Kosuth, a six-year company veteran, said after nearly two years of development work, he was proud to be able to announce it to the world at the Rubber Expo. “You see the data and you see the results,” he said. “We've worked hard. You have a lot of failures. That's what you do. You try, you fail. You keep coming back. Sooner or later you get it.”
Following the unveiling in Nashville, Alpha will showcase the Premier MDR at a show in Shanghai in early December, a show in India in mid-January and several shows in Europe prior to spring, Zarcone said. The company also will have the MDR at company locations around the globe, including Europe, China, India, Japan, Brazil, Mexico, the U.S. and one in either Malaysia or Singapore.
Alpha will have smaller seminars in various locations, bringing in customers for tutorials.
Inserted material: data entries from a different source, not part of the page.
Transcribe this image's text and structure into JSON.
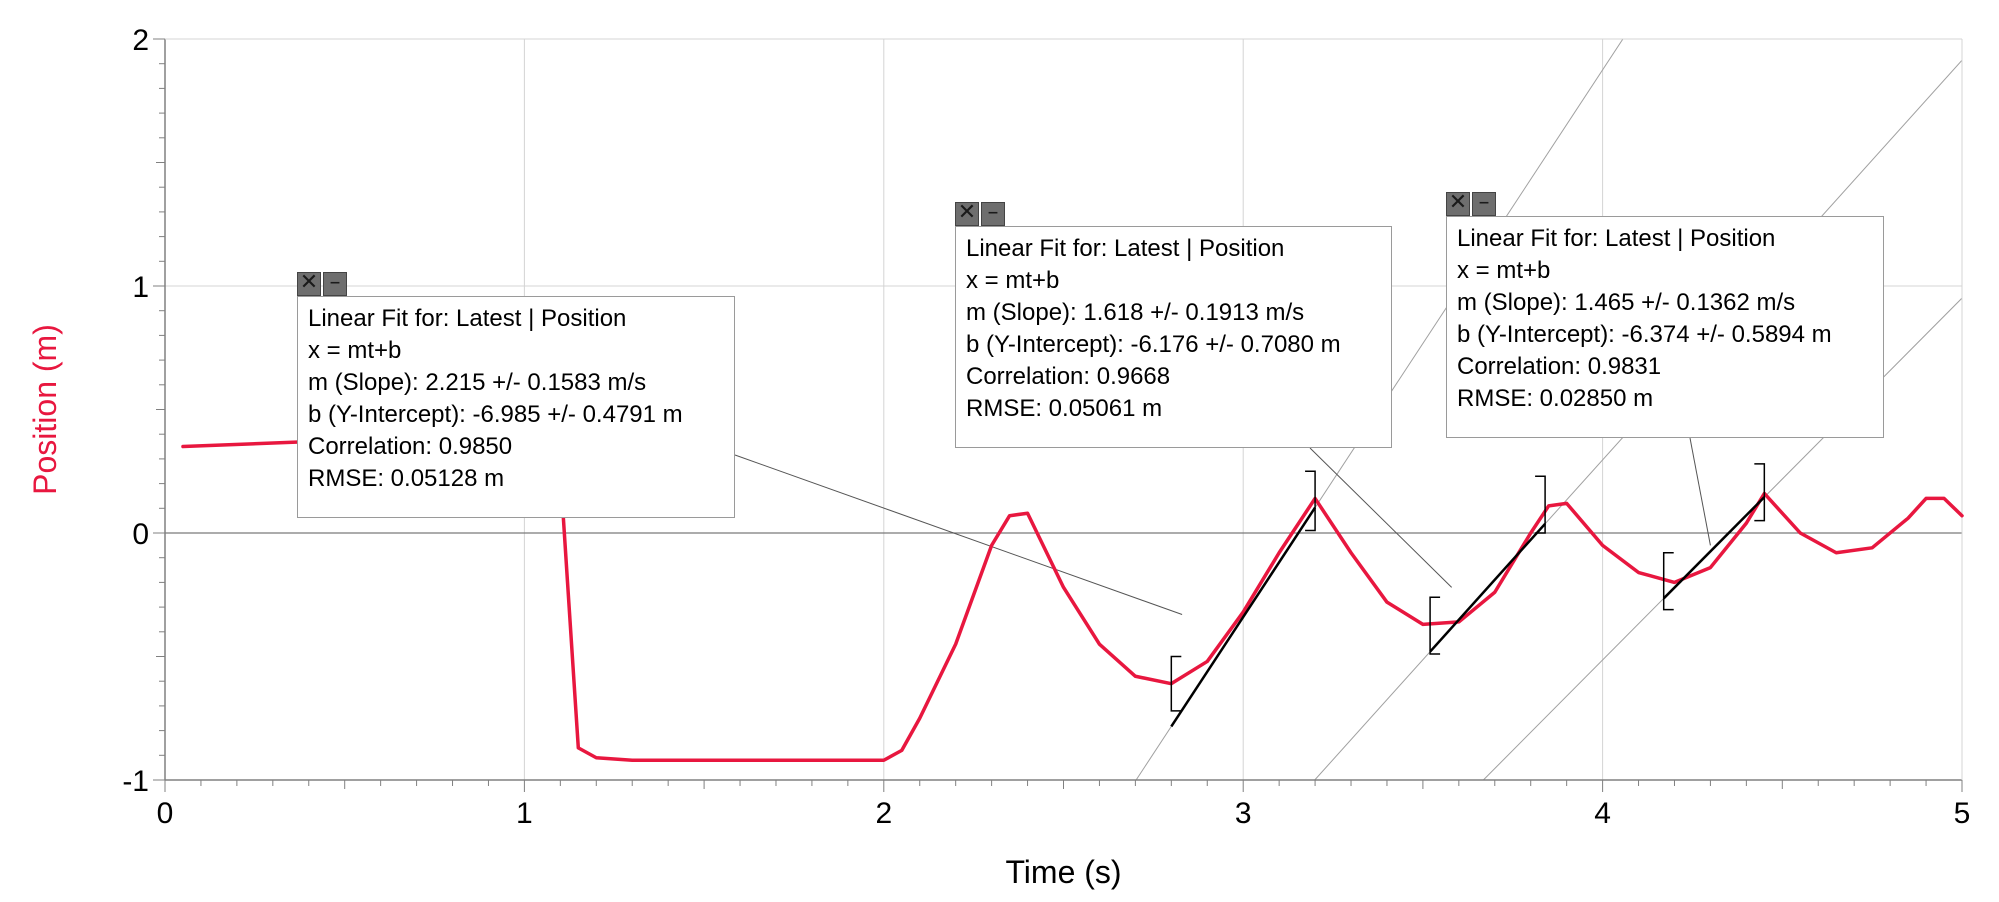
{
  "chart_data": {
    "type": "line",
    "xlabel": "Time (s)",
    "ylabel": "Position (m)",
    "xlim": [
      0,
      5
    ],
    "ylim": [
      -1,
      2
    ],
    "x_ticks": [
      "0",
      "1",
      "2",
      "3",
      "4",
      "5"
    ],
    "y_ticks": [
      "-1",
      "0",
      "1",
      "2"
    ],
    "grid": true,
    "series": [
      {
        "color": "#e8173f",
        "x": [
          0.05,
          0.4,
          1.05,
          1.1,
          1.12,
          1.15,
          1.2,
          1.3,
          1.5,
          1.8,
          2.0,
          2.05,
          2.1,
          2.2,
          2.3,
          2.35,
          2.4,
          2.5,
          2.6,
          2.7,
          2.8,
          2.9,
          3.0,
          3.1,
          3.2,
          3.3,
          3.4,
          3.5,
          3.6,
          3.7,
          3.8,
          3.85,
          3.9,
          4.0,
          4.1,
          4.2,
          4.3,
          4.4,
          4.45,
          4.55,
          4.65,
          4.75,
          4.85,
          4.9,
          4.95,
          5.0
        ],
        "y": [
          0.35,
          0.37,
          0.38,
          0.25,
          -0.2,
          -0.87,
          -0.91,
          -0.92,
          -0.92,
          -0.92,
          -0.92,
          -0.88,
          -0.75,
          -0.45,
          -0.05,
          0.07,
          0.08,
          -0.22,
          -0.45,
          -0.58,
          -0.61,
          -0.52,
          -0.32,
          -0.08,
          0.14,
          -0.08,
          -0.28,
          -0.37,
          -0.36,
          -0.24,
          0.0,
          0.11,
          0.12,
          -0.05,
          -0.16,
          -0.2,
          -0.14,
          0.04,
          0.16,
          0.0,
          -0.08,
          -0.06,
          0.06,
          0.14,
          0.14,
          0.07
        ]
      }
    ],
    "linear_fits": [
      {
        "title": "Linear Fit for: Latest | Position",
        "equation": "x = mt+b",
        "slope": "m (Slope): 2.215 +/- 0.1583 m/s",
        "intercept": "b (Y-Intercept): -6.985 +/- 0.4791 m",
        "correlation": "Correlation: 0.9850",
        "rmse": "RMSE: 0.05128 m",
        "m": 2.215,
        "b": -6.985,
        "range": [
          2.8,
          3.2
        ],
        "bracket_left": [
          -0.72,
          -0.5
        ],
        "bracket_right": [
          0.01,
          0.25
        ]
      },
      {
        "title": "Linear Fit for: Latest | Position",
        "equation": "x = mt+b",
        "slope": "m (Slope): 1.618 +/- 0.1913 m/s",
        "intercept": "b (Y-Intercept): -6.176 +/- 0.7080 m",
        "correlation": "Correlation: 0.9668",
        "rmse": "RMSE: 0.05061 m",
        "m": 1.618,
        "b": -6.176,
        "range": [
          3.52,
          3.84
        ],
        "bracket_left": [
          -0.49,
          -0.26
        ],
        "bracket_right": [
          0.0,
          0.23
        ]
      },
      {
        "title": "Linear Fit for: Latest | Position",
        "equation": "x = mt+b",
        "slope": "m (Slope): 1.465 +/- 0.1362 m/s",
        "intercept": "b (Y-Intercept): -6.374 +/- 0.5894 m",
        "correlation": "Correlation: 0.9831",
        "rmse": "RMSE: 0.02850 m",
        "m": 1.465,
        "b": -6.374,
        "range": [
          4.17,
          4.45
        ],
        "bracket_left": [
          -0.31,
          -0.08
        ],
        "bracket_right": [
          0.05,
          0.28
        ]
      }
    ]
  },
  "ui": {
    "close_icon": "close-icon",
    "minimize_icon": "minimize-icon",
    "close_glyph": "✕",
    "minimize_glyph": "–"
  }
}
The firm will continue to sell the Series 2000 for a couple of years before transitioning over to sell just the Premier MDR, Zarcone said.
Kosuth said this is the first of many releases that Alpha will make to redesign its entire product line, noting that the firm is working on about a four-year road map for the changes. “A lot of our instruments are 10-20 years old,” he said. “They're workhorses, but they need to be updated.”
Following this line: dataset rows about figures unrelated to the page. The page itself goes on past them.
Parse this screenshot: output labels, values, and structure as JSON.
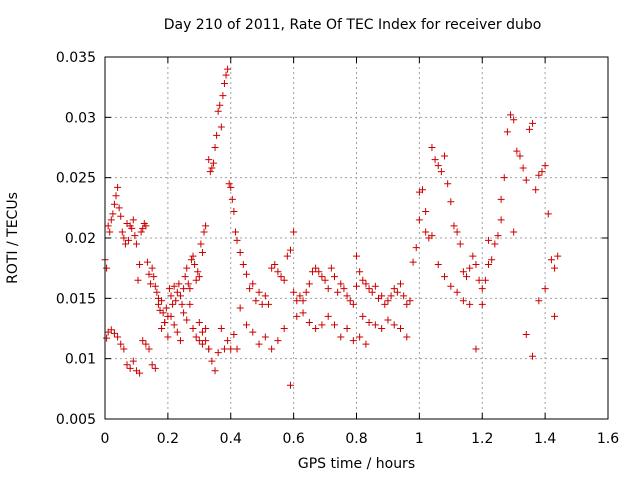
{
  "chart_data": {
    "type": "scatter",
    "title": "Day 210 of 2011, Rate Of TEC Index for receiver dubo",
    "xlabel": "GPS time / hours",
    "ylabel": "ROTI / TECUs",
    "xlim": [
      0,
      1.6
    ],
    "ylim": [
      0.005,
      0.035
    ],
    "xticks": [
      "0",
      "0.2",
      "0.4",
      "0.6",
      "0.8",
      "1",
      "1.2",
      "1.4",
      "1.6"
    ],
    "yticks": [
      "0.005",
      "0.01",
      "0.015",
      "0.02",
      "0.025",
      "0.03",
      "0.035"
    ],
    "grid": true,
    "marker": "+",
    "colors": {
      "points": "#cc0000",
      "grid": "#a0a0a0",
      "axes": "#000000"
    },
    "series": [
      {
        "x": [
          0.0,
          0.005,
          0.01,
          0.015,
          0.02,
          0.025,
          0.03,
          0.035,
          0.04,
          0.045,
          0.05,
          0.055,
          0.06,
          0.065,
          0.07,
          0.075,
          0.08,
          0.085,
          0.09,
          0.095,
          0.1,
          0.105,
          0.11,
          0.115,
          0.12,
          0.125,
          0.13,
          0.135,
          0.14,
          0.145,
          0.15,
          0.155,
          0.16,
          0.165,
          0.17,
          0.005,
          0.01,
          0.02,
          0.03,
          0.04,
          0.05,
          0.06,
          0.07,
          0.08,
          0.09,
          0.1,
          0.11,
          0.12,
          0.13,
          0.14,
          0.15,
          0.16,
          0.17,
          0.175,
          0.18,
          0.185,
          0.19,
          0.195,
          0.2,
          0.205,
          0.21,
          0.215,
          0.22,
          0.225,
          0.23,
          0.235,
          0.24,
          0.245,
          0.25,
          0.255,
          0.26,
          0.265,
          0.27,
          0.275,
          0.28,
          0.285,
          0.29,
          0.295,
          0.3,
          0.305,
          0.31,
          0.315,
          0.32,
          0.18,
          0.19,
          0.2,
          0.21,
          0.22,
          0.23,
          0.24,
          0.25,
          0.26,
          0.27,
          0.28,
          0.29,
          0.3,
          0.31,
          0.32,
          0.33,
          0.33,
          0.335,
          0.34,
          0.345,
          0.35,
          0.355,
          0.36,
          0.365,
          0.37,
          0.375,
          0.38,
          0.385,
          0.39,
          0.395,
          0.4,
          0.405,
          0.41,
          0.415,
          0.3,
          0.31,
          0.32,
          0.33,
          0.34,
          0.35,
          0.36,
          0.37,
          0.38,
          0.39,
          0.4,
          0.41,
          0.42,
          0.42,
          0.43,
          0.44,
          0.45,
          0.46,
          0.47,
          0.48,
          0.49,
          0.5,
          0.51,
          0.52,
          0.53,
          0.54,
          0.55,
          0.56,
          0.57,
          0.58,
          0.59,
          0.6,
          0.43,
          0.45,
          0.47,
          0.49,
          0.51,
          0.53,
          0.55,
          0.57,
          0.59,
          0.6,
          0.61,
          0.62,
          0.63,
          0.64,
          0.65,
          0.66,
          0.67,
          0.68,
          0.69,
          0.7,
          0.71,
          0.72,
          0.73,
          0.74,
          0.75,
          0.76,
          0.77,
          0.78,
          0.79,
          0.8,
          0.61,
          0.63,
          0.65,
          0.67,
          0.69,
          0.71,
          0.73,
          0.75,
          0.77,
          0.79,
          0.81,
          0.83,
          0.8,
          0.81,
          0.82,
          0.83,
          0.84,
          0.85,
          0.86,
          0.87,
          0.88,
          0.89,
          0.9,
          0.91,
          0.92,
          0.93,
          0.94,
          0.95,
          0.96,
          0.97,
          0.98,
          0.99,
          1.0,
          0.82,
          0.84,
          0.86,
          0.88,
          0.9,
          0.92,
          0.94,
          0.96,
          1.0,
          1.01,
          1.02,
          1.03,
          1.04,
          1.05,
          1.06,
          1.07,
          1.08,
          1.09,
          1.1,
          1.11,
          1.12,
          1.13,
          1.14,
          1.15,
          1.16,
          1.17,
          1.18,
          1.19,
          1.2,
          1.02,
          1.04,
          1.06,
          1.08,
          1.1,
          1.12,
          1.14,
          1.16,
          1.18,
          1.2,
          1.21,
          1.22,
          1.23,
          1.24,
          1.25,
          1.26,
          1.27,
          1.28,
          1.29,
          1.3,
          1.31,
          1.32,
          1.33,
          1.34,
          1.35,
          1.36,
          1.37,
          1.38,
          1.39,
          1.4,
          1.41,
          1.42,
          1.43,
          1.44,
          1.22,
          1.26,
          1.3,
          1.34,
          1.36,
          1.38,
          1.4,
          1.43
        ],
        "y": [
          0.0182,
          0.0175,
          0.021,
          0.0205,
          0.0215,
          0.022,
          0.0228,
          0.0235,
          0.0242,
          0.0225,
          0.0218,
          0.0205,
          0.02,
          0.0195,
          0.0212,
          0.0198,
          0.021,
          0.0208,
          0.0215,
          0.0202,
          0.0195,
          0.0165,
          0.0178,
          0.0205,
          0.0208,
          0.0212,
          0.021,
          0.018,
          0.017,
          0.0162,
          0.0175,
          0.0168,
          0.016,
          0.0155,
          0.015,
          0.0117,
          0.0122,
          0.0124,
          0.0121,
          0.0118,
          0.0112,
          0.0108,
          0.0095,
          0.0092,
          0.0098,
          0.009,
          0.0088,
          0.0115,
          0.0112,
          0.0108,
          0.0095,
          0.0092,
          0.0145,
          0.014,
          0.0148,
          0.0138,
          0.013,
          0.0142,
          0.0135,
          0.0158,
          0.0152,
          0.0145,
          0.016,
          0.0148,
          0.0155,
          0.0162,
          0.0152,
          0.0145,
          0.0158,
          0.0168,
          0.0175,
          0.0162,
          0.0158,
          0.0182,
          0.0185,
          0.0178,
          0.0165,
          0.0172,
          0.0168,
          0.0195,
          0.0188,
          0.0205,
          0.021,
          0.0125,
          0.013,
          0.0118,
          0.0135,
          0.0128,
          0.0122,
          0.0115,
          0.0138,
          0.0132,
          0.0145,
          0.0125,
          0.0118,
          0.013,
          0.0122,
          0.0115,
          0.0108,
          0.0265,
          0.0255,
          0.0258,
          0.0262,
          0.0275,
          0.0285,
          0.0305,
          0.031,
          0.0292,
          0.0318,
          0.0328,
          0.0335,
          0.034,
          0.0245,
          0.0242,
          0.0232,
          0.0222,
          0.0205,
          0.0115,
          0.0112,
          0.0125,
          0.0108,
          0.0098,
          0.009,
          0.0105,
          0.0125,
          0.0108,
          0.0115,
          0.0108,
          0.012,
          0.0108,
          0.0198,
          0.0188,
          0.0178,
          0.017,
          0.0158,
          0.0162,
          0.0148,
          0.0155,
          0.0145,
          0.0152,
          0.0145,
          0.0175,
          0.0178,
          0.0172,
          0.0168,
          0.0165,
          0.0185,
          0.019,
          0.0205,
          0.0142,
          0.0128,
          0.0122,
          0.0112,
          0.0118,
          0.0108,
          0.0115,
          0.0125,
          0.0078,
          0.0155,
          0.0148,
          0.0152,
          0.0148,
          0.0155,
          0.0162,
          0.0172,
          0.0175,
          0.0172,
          0.0168,
          0.0165,
          0.0158,
          0.0175,
          0.0168,
          0.0155,
          0.0162,
          0.0158,
          0.0152,
          0.0148,
          0.0145,
          0.016,
          0.0135,
          0.0138,
          0.013,
          0.0125,
          0.0128,
          0.0135,
          0.0128,
          0.0118,
          0.0125,
          0.0115,
          0.0118,
          0.0112,
          0.0185,
          0.0172,
          0.0165,
          0.0162,
          0.0158,
          0.0155,
          0.016,
          0.015,
          0.0152,
          0.0145,
          0.0148,
          0.0152,
          0.0158,
          0.0155,
          0.0162,
          0.0152,
          0.0145,
          0.0148,
          0.018,
          0.0192,
          0.0215,
          0.0135,
          0.013,
          0.0128,
          0.0125,
          0.0132,
          0.0128,
          0.0125,
          0.0118,
          0.0238,
          0.024,
          0.0205,
          0.02,
          0.0275,
          0.0265,
          0.026,
          0.0255,
          0.0268,
          0.0245,
          0.023,
          0.021,
          0.0205,
          0.0195,
          0.0172,
          0.0168,
          0.0175,
          0.0185,
          0.0178,
          0.0165,
          0.0158,
          0.0222,
          0.0202,
          0.0178,
          0.0168,
          0.016,
          0.0155,
          0.0148,
          0.0145,
          0.0108,
          0.0145,
          0.0165,
          0.0178,
          0.0182,
          0.0195,
          0.0202,
          0.0232,
          0.025,
          0.0288,
          0.0302,
          0.0298,
          0.0272,
          0.0268,
          0.0258,
          0.0248,
          0.029,
          0.0295,
          0.024,
          0.0252,
          0.0255,
          0.026,
          0.022,
          0.0182,
          0.0175,
          0.0185,
          0.0198,
          0.0215,
          0.0205,
          0.012,
          0.0102,
          0.0148,
          0.0158,
          0.0135
        ]
      }
    ]
  }
}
Zarcone has been at the head of the instrumentation firm for about a year, and one of his tasks will be to make sure that development leads to commercialization in a timely fashion.
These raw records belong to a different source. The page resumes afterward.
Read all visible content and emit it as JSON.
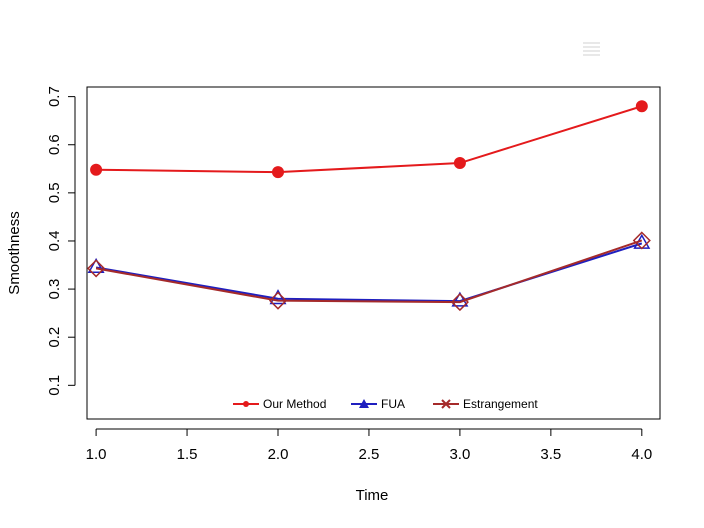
{
  "chart_data": {
    "type": "line",
    "title": "",
    "xlabel": "Time",
    "ylabel": "Smoothness",
    "x": [
      1.0,
      2.0,
      3.0,
      4.0
    ],
    "xlim": [
      0.95,
      4.1
    ],
    "ylim": [
      0.03,
      0.72
    ],
    "xticks": [
      "1.0",
      "1.5",
      "2.0",
      "2.5",
      "3.0",
      "3.5",
      "4.0"
    ],
    "yticks": [
      "0.1",
      "0.2",
      "0.3",
      "0.4",
      "0.5",
      "0.6",
      "0.7"
    ],
    "grid": false,
    "legend_position": "bottom-center",
    "series": [
      {
        "name": "Our Method",
        "values": [
          0.548,
          0.543,
          0.562,
          0.68
        ],
        "color": "#e41a1c",
        "marker": "circle"
      },
      {
        "name": "FUA",
        "values": [
          0.345,
          0.28,
          0.275,
          0.395
        ],
        "color": "#1f1fbf",
        "marker": "triangle"
      },
      {
        "name": "Estrangement",
        "values": [
          0.343,
          0.276,
          0.273,
          0.401
        ],
        "color": "#a52a2a",
        "marker": "diamond"
      }
    ]
  }
}
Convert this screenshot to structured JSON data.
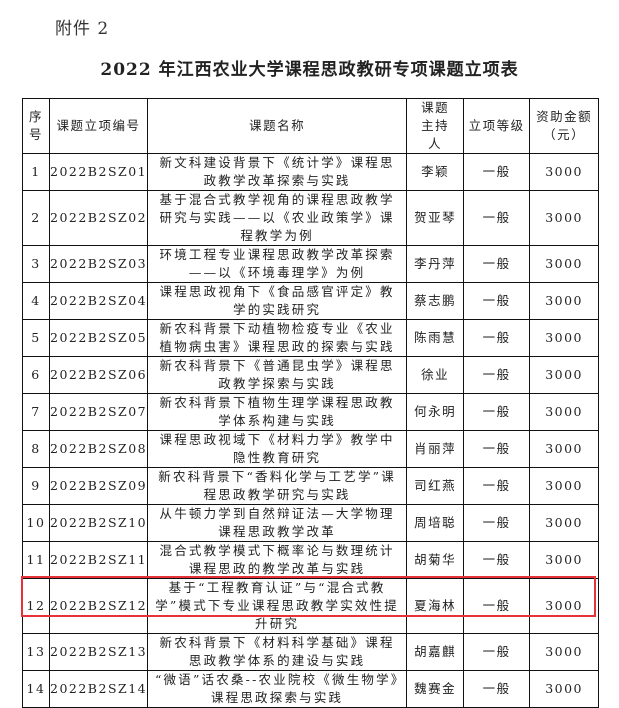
{
  "attachment_label": "附件 2",
  "title": "2022 年江西农业大学课程思政教研专项课题立项表",
  "headers": {
    "seq": "序号",
    "code": "课题立项编号",
    "name": "课题名称",
    "host": "课题主持人",
    "level": "立项等级",
    "amount": "资助金额（元）"
  },
  "highlight_color": "#e8323a",
  "rows": [
    {
      "seq": "1",
      "code": "2022B2SZ01",
      "name": "新文科建设背景下《统计学》课程思政教学改革探索与实践",
      "host": "李颖",
      "level": "一般",
      "amount": "3000"
    },
    {
      "seq": "2",
      "code": "2022B2SZ02",
      "name": "基于混合式教学视角的课程思政教学研究与实践——以《农业政策学》课程教学为例",
      "host": "贺亚琴",
      "level": "一般",
      "amount": "3000"
    },
    {
      "seq": "3",
      "code": "2022B2SZ03",
      "name": "环境工程专业课程思政教学改革探索——以《环境毒理学》为例",
      "host": "李丹萍",
      "level": "一般",
      "amount": "3000"
    },
    {
      "seq": "4",
      "code": "2022B2SZ04",
      "name": "课程思政视角下《食品感官评定》教学的实践研究",
      "host": "蔡志鹏",
      "level": "一般",
      "amount": "3000"
    },
    {
      "seq": "5",
      "code": "2022B2SZ05",
      "name": "新农科背景下动植物检疫专业《农业植物病虫害》课程思政的探索与实践",
      "host": "陈雨慧",
      "level": "一般",
      "amount": "3000"
    },
    {
      "seq": "6",
      "code": "2022B2SZ06",
      "name": "新农科背景下《普通昆虫学》课程思政教学探索与实践",
      "host": "徐业",
      "level": "一般",
      "amount": "3000"
    },
    {
      "seq": "7",
      "code": "2022B2SZ07",
      "name": "新农科背景下植物生理学课程思政教学体系构建与实践",
      "host": "何永明",
      "level": "一般",
      "amount": "3000"
    },
    {
      "seq": "8",
      "code": "2022B2SZ08",
      "name": "课程思政视域下《材料力学》教学中隐性教育研究",
      "host": "肖丽萍",
      "level": "一般",
      "amount": "3000"
    },
    {
      "seq": "9",
      "code": "2022B2SZ09",
      "name": "新农科背景下“香料化学与工艺学”课程思政教学研究与实践",
      "host": "司红燕",
      "level": "一般",
      "amount": "3000"
    },
    {
      "seq": "10",
      "code": "2022B2SZ10",
      "name": "从牛顿力学到自然辩证法—大学物理课程思政教学改革",
      "host": "周培聪",
      "level": "一般",
      "amount": "3000"
    },
    {
      "seq": "11",
      "code": "2022B2SZ11",
      "name": "混合式教学模式下概率论与数理统计课程思政的教学改革与实践",
      "host": "胡菊华",
      "level": "一般",
      "amount": "3000"
    },
    {
      "seq": "12",
      "code": "2022B2SZ12",
      "name": "基于“工程教育认证”与“混合式教学”模式下专业课程思政教学实效性提升研究",
      "host": "夏海林",
      "level": "一般",
      "amount": "3000"
    },
    {
      "seq": "13",
      "code": "2022B2SZ13",
      "name": "新农科背景下《材料科学基础》课程思政教学体系的建设与实践",
      "host": "胡嘉麒",
      "level": "一般",
      "amount": "3000"
    },
    {
      "seq": "14",
      "code": "2022B2SZ14",
      "name": "“微语”话农桑--农业院校《微生物学》课程思政探索与实践",
      "host": "魏赛金",
      "level": "一般",
      "amount": "3000"
    }
  ]
}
“These guys would be testing until the end of time, but occasionally you have to launch something commercially,” he quipped. “But the neat thing is they will test it every possible way because most of the time they're proving it to themselves. Calibration standards and the reliability of these instruments are phenomenal, and it's because of the way we look at rheology. We just love the testing and the market, and the data is something that is extremely important to us.”
He brought a varied background to the job, starting with EPDM and followed by a time in plastics, a stint working with coatings, a job running a small private equity chemical company, and then onto his post at Alpha. He said he took the position because he loves the intellectual property of the Akron-based unit of Roper Industries Inc.'s Dynisco business.
Besides upgrading its product lineup, he said Alpha also will look at bringing its technology to markets other than rubber or tires—basically anything that cures.
What he liked about Alpha was its great engineering work and the fact it wouldn't shy away from anything different or new. “I think the company had been a little stagnant for awhile,” he said. “I found a wonderful global team. A good portion of our business is the service and calibration. We have field support engineers everywhere in the world.”
Zarcone feels he brings a combination of energy and the passion to move things forward to Alpha. “I have a technical background and spent probably a quarter of my career with technology,” he said. “Then I really branched off into running businesses, and that's really exciting for me.
“It's not a turnaround (at Alpha). It's really just adding to what they already have. Dusting off some of the great things that they have been doing and adding to that. It's turning this into a company that continues our core technology of rubber and data, and then brings that into the future with some new innovations that we have.”